Confesión en San Sebastián Mártir en Villacastin – Segovia

El sacramento de la penitencia es un encuentro íntimo con Cristo, un acto de amor divino que nos ofrece la reconciliación, la serenidad del corazón y un inicio renovado. En la parroquia San Sebastián Mártir, te esperan con verdadero cariño cristiano.

Parroquia San Sebastián Mártir

Tu comunidad de fe en Villacastin – Segovia

Ubicación de San Sebastián Mártir

40150 C/ la Iglesia, 1
Villacastin – Segovia

Contacto de San Sebastián Mártir

Tlfn: 921198685

La grandeza del sacramento de la reconciliación

Todo un sacramento lleno de caridad y piedad divina.

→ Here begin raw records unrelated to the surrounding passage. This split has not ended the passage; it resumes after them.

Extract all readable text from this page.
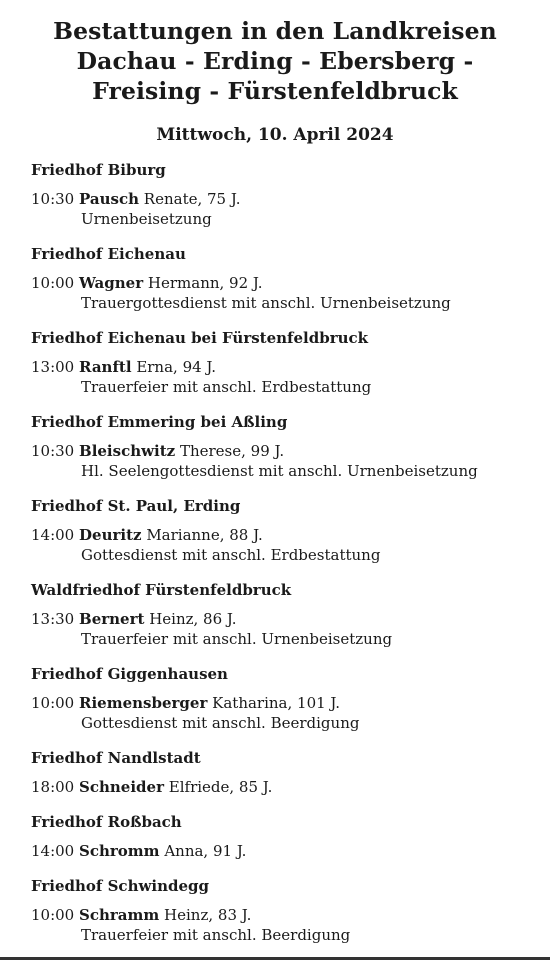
Bestattungen in den Landkreisen
Dachau - Erding - Ebersberg -
Freising - Fürstenfeldbruck
Mittwoch, 10. April 2024
Friedhof Biburg
10:30 Pausch Renate, 75 J.
Urnenbeisetzung
Friedhof Eichenau
10:00 Wagner Hermann, 92 J.
Trauergottesdienst mit anschl. Urnenbeisetzung
Friedhof Eichenau bei Fürstenfeldbruck
13:00 Ranftl Erna, 94 J.
Trauerfeier mit anschl. Erdbestattung
Friedhof Emmering bei Aßling
10:30 Bleischwitz Therese, 99 J.
Hl. Seelengottesdienst mit anschl. Urnenbeisetzung
Friedhof St. Paul, Erding
14:00 Deuritz Marianne, 88 J.
Gottesdienst mit anschl. Erdbestattung
Waldfriedhof Fürstenfeldbruck
13:30 Bernert Heinz, 86 J.
Trauerfeier mit anschl. Urnenbeisetzung
Friedhof Giggenhausen
10:00 Riemensberger Katharina, 101 J.
Gottesdienst mit anschl. Beerdigung
Friedhof Nandlstadt
18:00 Schneider Elfriede, 85 J.
Friedhof Roßbach
14:00 Schromm Anna, 91 J.
Friedhof Schwindegg
10:00 Schramm Heinz, 83 J.
Trauerfeier mit anschl. Beerdigung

Establecida por Jesucristo

El mismo Cristo estableció este sacramento cuando pronunció estas palabras a sus discípulos: «A quienes perdonéis los pecados, les serán perdonados; a quienes no se los perdonéis, no les serán perdonados» (Juan 20:22-23). Desde sus inicios, la Iglesia ha preservado este signo como una expresión palpable de la misericordia eterna de Dios.

Un encuentro íntimo con Jesús

La reconciliación no es únicamente una obligación. Es una experiencia personal con Cristo, quien se hace presente por medio del sacerdote. En este sacramento, recibimos de forma inmediata la compasión divina, el amor incondicional de Dios que nos acoge tal como somos, con nuestras fragilidades y errores.

Un nuevo comienzo

Toda confesión es una ocasión para reiniciar el camino y vivir en las virtudes católicas y en oracion.(como el rosario).No importa cuántas veces hayamos caído, Dios nunca deja de ofrecernos su perdón. Este sacramento nos quita la carga del pecado y nos permite vivir con esperanza y alegría, reconociendo que el Padre celestial nos ama sin límites.

Preguntas frecuentes sobre la confesión en Villacastin – Segovia

¿Qué significa la confesión?

El sacramento de la confesión, conocido también como penitencia o reconciliación, es un sacramento instituido por Jesucristo para perdonar los pecados cometidos después del Bautismo. Es una reunión espiritual con el Señor a través del ministro del sacramento, donde {el penitente confiesa sus pecados y recibe la absolución divina|quien se confiesa entrega sus faltas y recibe el perdón de Dios|el creyente confiesa sus pecados y obtien

El ministro actúa como Cristo mismo, no como árbitro, sino como canal de la misericordia de Dios. Desde sus comienzos, la Iglesia ha sostenido esta costumbre.

Los cuatro pasos:
1) Examen de conciencia: reflexiona sobre tus pecados.
2) Contrición: experimenta un dolor verdadero por tus faltas.
3) Decisión de enmienda: propone no cometer los mismos errores.
4) Confesión: cuenta tus pecados al sacerdote y recibe la penitencia y absolución.

La Iglesia establece la obligación de confesarse al menos una vez al año ante un pecado mortal. Sin embargo, conviene confesarse frecuentemente (mensual o cada dos meses) para crecer en santidad y mantener la comunión con Dios. Es un acto voluntario de amor y no un peso.

No es necesario recordar todos los detalles. Lo importante es la sinceridad y el arrepentimiento. Si olvidas algún pecado, puedes mencionarlo en la próxima confesión. Dios conoce tu corazón y tu intención de arrepentirte genuinamente.

Sí, totalmente. El secreto de confesión es inviolable. El sacerdote está sujeto a la ley divina y eclesiástica para guardar estrictamente el secreto de la confesión. Esto es un derecho fundamental del penitente y una garantía de libertad espiritual.